15      Die Änderung von Art. 12 der Verordnung Nr. 204/2011 ist am 22. Januar 2014 in Kraft getreten.

 Verordnung 2016/44

16      Art. 17 Abs. 1 der am 20. Januar 2016 in Kraft getretenen Verordnung 2016/44 bestimmt:

„Forderungen im Zusammenhang mit Verträgen und Transaktionen, deren Erfüllung bzw. Durchführung von den mit dieser Verordnung verhängten Maßnahmen unmittelbar oder mittelbar, ganz oder teilweise betroffen ist, einschließlich Schadensersatzansprüchen und sonstiger derartige Ansprüche, wie etwa Entschädigungsansprüche oder Garantieansprüche, vor allem Ansprüche auf Verlängerung oder Zahlung einer Obligation, einer Garantie oder eines Schadensersatzanspruchs, insbesondere einer finanziellen Garantie oder eines finanziellen Schadensersatzanspruchs in jeglicher Form, werden nicht erfüllt, sofern sie von einer der folgenden Personen, Organisationen oder Einrichtungen geltend gemacht werden:

a)      den in den Anhängen II oder III aufgeführten benannten Personen, Organisationen und Einrichtungen,

b)      allen sonstigen libyschen Personen, Organisationen und Einrichtungen, einschließlich der libyschen Regierung,

c)      sonstigen Personen, Organisationen oder Einrichtungen, die über eine der in Buchstaben a oder b genannten Personen, Organisationen oder Einrichtungen oder in deren Namen handeln.“

 Sachverhalt des Ausgangsverfahrens und Vorlagefragen

17      Am 7. Juli 2009 schlossen die HIB und UF, ein ungarisches Bauunternehmen, einen Vertrag über die Entwicklung öffentlicher Infrastruktur in der Region Zawiya (Libyen) durch UF. Die HIB forderte, dass UF Bankgarantien, die von einer libyschen Bank zu stellen seien, hinterlegte, um zu gewährleisten, dass UF zum einen im Gegenzug zu der erhaltenen Vorauszahlung ihre Verpflichtungen erfüllt (Anzahlungsgarantie) und zum anderen die übernommenen Bauarbeiten erbringt (Erfüllungsgarantie).
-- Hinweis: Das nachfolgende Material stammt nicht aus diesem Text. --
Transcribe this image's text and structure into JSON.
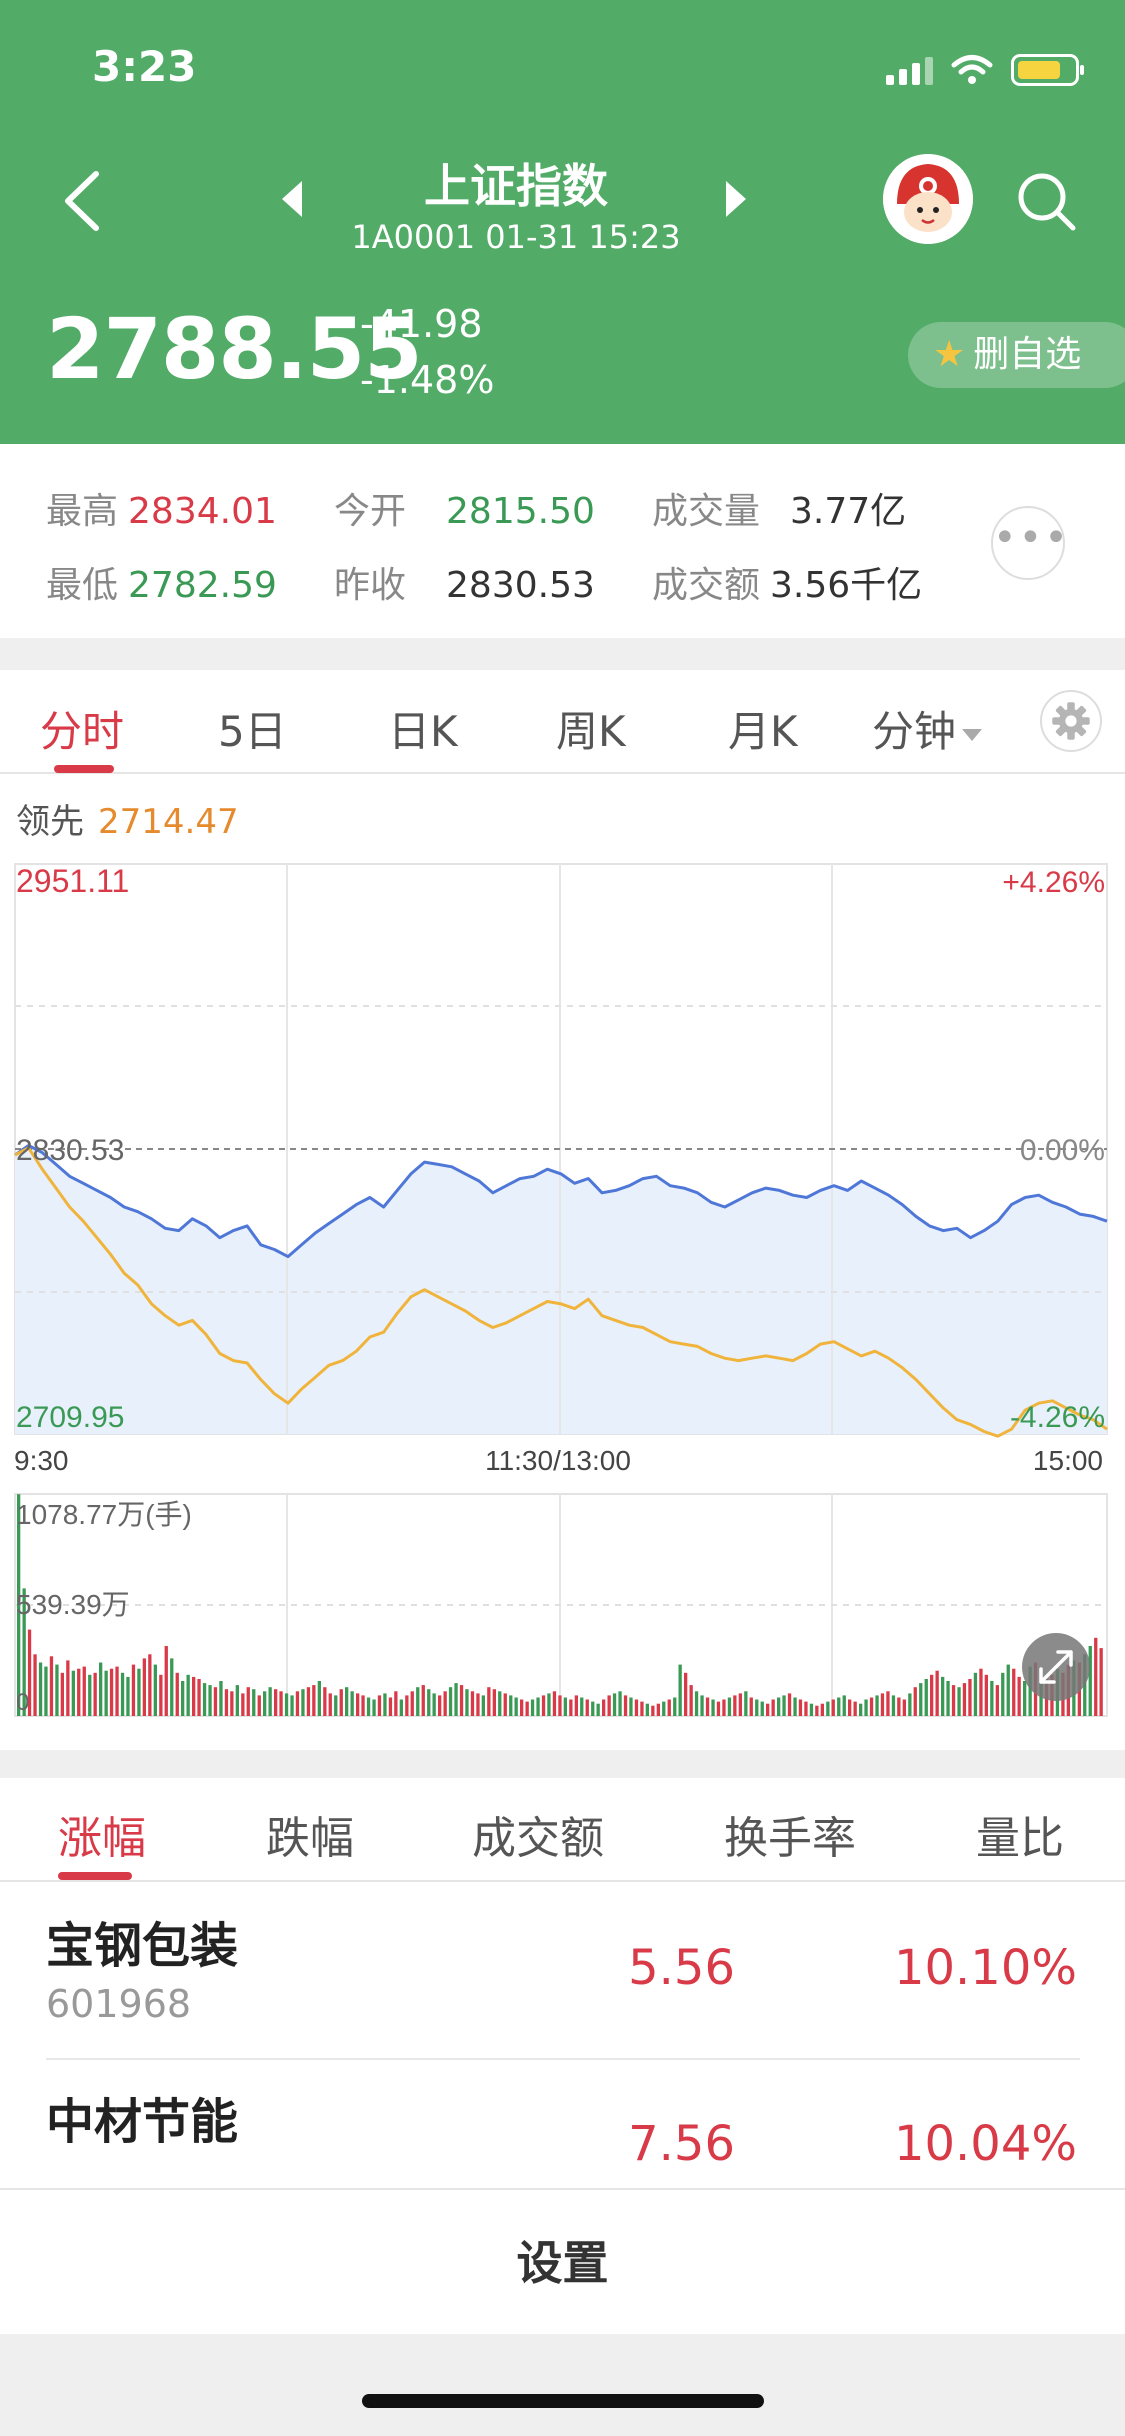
{
  "status": {
    "time": "3:23"
  },
  "header": {
    "title": "上证指数",
    "subtitle": "1A0001   01-31 15:23",
    "price": "2788.55",
    "change_abs": "-41.98",
    "change_pct": "-1.48%",
    "fav_label": "删自选"
  },
  "stats": {
    "high_label": "最高",
    "high": "2834.01",
    "open_label": "今开",
    "open": "2815.50",
    "vol_label": "成交量",
    "vol": "3.77亿",
    "low_label": "最低",
    "low": "2782.59",
    "prev_label": "昨收",
    "prev": "2830.53",
    "amt_label": "成交额",
    "amt": "3.56千亿"
  },
  "chart_tabs": [
    "分时",
    "5日",
    "日K",
    "周K",
    "月K",
    "分钟"
  ],
  "chart": {
    "lead_label": "领先",
    "lead_value": "2714.47",
    "ymax": "2951.11",
    "ymid": "2830.53",
    "ymin": "2709.95",
    "pct_top": "+4.26%",
    "pct_mid": "0.00%",
    "pct_bot": "-4.26%",
    "t_start": "9:30",
    "t_mid": "11:30/13:00",
    "t_end": "15:00",
    "vol_max": "1078.77万(手)",
    "vol_mid": "539.39万",
    "vol_zero": "0"
  },
  "chart_data": {
    "type": "line",
    "ylim": [
      2709.95,
      2951.11
    ],
    "baseline": 2830.53,
    "x_labels": [
      "9:30",
      "11:30/13:00",
      "15:00"
    ],
    "series": [
      {
        "color": "#4f77d8",
        "values": [
          2828,
          2832,
          2829,
          2824,
          2819,
          2816,
          2813,
          2810,
          2806,
          2804,
          2801,
          2797,
          2796,
          2801,
          2798,
          2793,
          2796,
          2798,
          2790,
          2788,
          2785,
          2790,
          2795,
          2799,
          2803,
          2807,
          2810,
          2806,
          2813,
          2820,
          2825,
          2824,
          2823,
          2820,
          2817,
          2812,
          2815,
          2818,
          2819,
          2822,
          2820,
          2816,
          2818,
          2812,
          2813,
          2815,
          2818,
          2819,
          2815,
          2814,
          2812,
          2808,
          2806,
          2809,
          2812,
          2814,
          2813,
          2811,
          2810,
          2813,
          2815,
          2813,
          2817,
          2814,
          2811,
          2807,
          2802,
          2798,
          2796,
          2797,
          2793,
          2796,
          2800,
          2807,
          2810,
          2811,
          2808,
          2806,
          2803,
          2802,
          2800
        ]
      },
      {
        "color": "#f0b43c",
        "values": [
          2828,
          2831,
          2822,
          2814,
          2806,
          2800,
          2793,
          2786,
          2778,
          2773,
          2765,
          2760,
          2756,
          2758,
          2752,
          2744,
          2741,
          2740,
          2733,
          2727,
          2723,
          2729,
          2734,
          2739,
          2741,
          2745,
          2751,
          2753,
          2761,
          2768,
          2771,
          2768,
          2765,
          2762,
          2758,
          2755,
          2757,
          2760,
          2763,
          2766,
          2765,
          2763,
          2767,
          2760,
          2758,
          2756,
          2755,
          2752,
          2749,
          2748,
          2747,
          2744,
          2742,
          2741,
          2742,
          2743,
          2742,
          2741,
          2744,
          2748,
          2749,
          2746,
          2743,
          2745,
          2742,
          2738,
          2733,
          2727,
          2721,
          2716,
          2714,
          2711,
          2709,
          2712,
          2720,
          2723,
          2724,
          2721,
          2718,
          2716,
          2712
        ]
      }
    ],
    "volume": {
      "ylim": [
        0,
        1078.77
      ],
      "unit": "万(手)",
      "values": [
        1078,
        620,
        420,
        300,
        260,
        240,
        290,
        250,
        210,
        270,
        220,
        230,
        240,
        200,
        210,
        260,
        220,
        230,
        240,
        210,
        190,
        250,
        230,
        280,
        300,
        250,
        200,
        340,
        280,
        210,
        170,
        200,
        190,
        180,
        160,
        150,
        140,
        170,
        130,
        120,
        150,
        110,
        140,
        130,
        100,
        120,
        140,
        130,
        120,
        110,
        100,
        120,
        130,
        140,
        150,
        170,
        140,
        110,
        100,
        130,
        140,
        120,
        110,
        100,
        90,
        80,
        100,
        110,
        90,
        120,
        80,
        100,
        120,
        140,
        150,
        130,
        110,
        100,
        120,
        140,
        160,
        150,
        130,
        120,
        110,
        100,
        140,
        130,
        120,
        110,
        100,
        90,
        80,
        70,
        80,
        90,
        100,
        110,
        120,
        100,
        90,
        80,
        100,
        90,
        80,
        70,
        60,
        80,
        100,
        110,
        120,
        100,
        90,
        80,
        70,
        60,
        50,
        60,
        70,
        80,
        90,
        250,
        210,
        150,
        120,
        100,
        90,
        80,
        70,
        80,
        90,
        100,
        110,
        120,
        90,
        80,
        70,
        60,
        80,
        90,
        100,
        110,
        90,
        80,
        70,
        60,
        50,
        60,
        70,
        80,
        90,
        100,
        80,
        70,
        60,
        80,
        90,
        100,
        110,
        120,
        100,
        90,
        80,
        110,
        140,
        160,
        180,
        200,
        220,
        190,
        170,
        150,
        140,
        160,
        180,
        210,
        230,
        200,
        170,
        150,
        210,
        250,
        230,
        190,
        170,
        240,
        260,
        220,
        180,
        200,
        230,
        210,
        250,
        270,
        260,
        300,
        340,
        380,
        330
      ]
    }
  },
  "list_tabs": [
    "涨幅",
    "跌幅",
    "成交额",
    "换手率",
    "量比"
  ],
  "stocks": [
    {
      "name": "宝钢包装",
      "code": "601968",
      "price": "5.56",
      "pct": "10.10%"
    },
    {
      "name": "中材节能",
      "code": "",
      "price": "7.56",
      "pct": "10.04%"
    }
  ],
  "footer": {
    "settings": "设置"
  },
  "colors": {
    "header_green": "#52ab67",
    "up_red": "#d93a48",
    "down_green": "#3a9a55",
    "index_line": "#4f77d8",
    "lead_line": "#f0b43c"
  },
  "icons": [
    "back-arrow-icon",
    "search-icon",
    "star-icon",
    "more-dots-icon",
    "settings-gear-icon",
    "expand-icon"
  ]
}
18      Die Sahara Bank war zwar bereit, die von der HIB geforderten Garantien zu stellen, verlangte von UF aber eine Gegengarantie, die von einer ungarischen Bank zu stellen sei.

19      Am 16. Oktober 2009 schlossen UF und eine ungarische Bank, SH, einen Anzahlungsgegengarantievertrag und einen Erfüllungsgegengarantievertrag, mit denen SH sich verpflichtete, Gegengarantien zugunsten einer anderen ungarischen Bank, TG, zu gewähren, die sie damit beauftragt hatte, die Gegengarantie und das Dokumentenakkreditiv zugunsten der Sahara Bank, die diese verlangt hatte, zu gewähren. In der Folge erteilte SH am 20. November und 16. Dezember 2009 zugunsten TG eine Anzahlungsgegengarantie in Höhe von 69 499 610 libyschen Dinar (LYD) (etwa 49 251 000 Euro) mit dem Ablaufdatum 14. September 2013 und eine Erfüllungsgegengarantie in Höhe von 9 266 615 LYD (etwa 6 567 000 Euro) mit dem Ablaufdatum 15. Juli 2014.

20      Am 24. November und 17. Dezember 2009 erteilte TG zugunsten der Sahara Bank eine Anzahlungsgegengarantie mit dem Ablaufdatum 30. August 2013 und ein unwiderrufliches Dokumentenakkreditiv mit dem Ablaufdatum 30. Juni 2014, so dass die Sahara Bank die von der HIB geforderten Bankgarantien erteilte.

21      Als Gegenleistung für die von TG für die Erteilung dieser Garantien erbrachte Leistung verpflichtete sich SH, ihr vierteljährlich im Voraus eine Vergütung von 1,30 % pro Jahr zu zahlen und ihr die der Sahara Bank entstandenen Gebühren und Steuern sowie ihre Finanzierungskosten und eventuell anfallende Verzugszinsen zu erstatten.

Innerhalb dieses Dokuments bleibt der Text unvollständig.